5 Yoga Poses for Flexibility
Even if you don't practice yoga regularly, you can enjoy its benefits by incorporating poses — also called asanas — into your fitness routine.
Yoga is an excellent activity for improving flexibility and range of motion. Regular stretching enhances joint mobility, prevents injury, and helps muscles to stay supple and limber.
Try these yoga poses as a cool-down after a workout.
1. Bridge Pose
Bridge pose, or setu bandhasana in Sanskrit, stretches the hip flexors, chest, and spine while also working your glutes. Begin this pose lying on your back with your knees bent. As you press the soles of your feet firmly into the ground, lift your tailbone, lower back, and mid-back.
Learn to do the bridge pose at Gaia
2. Cow Face Pose
Gomukhasana is a full-body stretch. As you sit with folded, stacked legs and an elongated back, reach your arms behind you and clasp the fingers. Cow face pose is adaptable for different skill levels. You can use a blanket to support the hips or hold a strap if your hands can't meet.
Learn to do cow face pose at Yoga Journal
3. Legs Up the Wall Pose
Viparita karani is a passive, inverted pose that stretches the hamstrings, glutes, and chest. Place your buttocks a few inches away from a wall, lying on your side, then turn onto your back and rest your legs against the wall. You can place a folded blanket under the lower back for support.

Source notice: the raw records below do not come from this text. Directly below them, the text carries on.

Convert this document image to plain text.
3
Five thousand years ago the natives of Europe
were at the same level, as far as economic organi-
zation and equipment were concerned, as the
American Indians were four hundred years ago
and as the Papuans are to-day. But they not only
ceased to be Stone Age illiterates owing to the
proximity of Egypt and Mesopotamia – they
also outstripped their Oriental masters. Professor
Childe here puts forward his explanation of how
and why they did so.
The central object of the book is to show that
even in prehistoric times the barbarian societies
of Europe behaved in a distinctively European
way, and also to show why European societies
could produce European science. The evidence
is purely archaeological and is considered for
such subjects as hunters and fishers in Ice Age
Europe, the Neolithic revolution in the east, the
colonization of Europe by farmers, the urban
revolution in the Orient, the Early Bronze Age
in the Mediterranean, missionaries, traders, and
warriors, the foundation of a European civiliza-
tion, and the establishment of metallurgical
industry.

Learn to do legs up the wall pose at Adventure Yoga
4. One-Legged King Pigeon Pose
One-legged king pigeon pose is a deep hip-opener and perfect for those who sit a lot during the day. The beginner's variation begins in table pose on your hands and knees. Bring one leg forward and turn it slightly to rest the outside of the shin on the ground. Meanwhile, extend the back leg fully behind you and lift your torso. Eka pada rajakapotasana focuses on rotating the joint where the femur meets the hip socket while also stretching the hip flexor muscle that connects the torso and legs.
Learn how to do the one-legged king pigeon pose at Everyday Yoga
5. Sphinx Pose
Sphinx pose, also called salamba bhujangasana, is an excellent asana for opening the lower back and psoas muscle hip flexor. Begin by lying on your stomach with your elbows under the shoulders and forearms parallel on the floor. Gently lift your upper body away from the floor into a gentle backbend.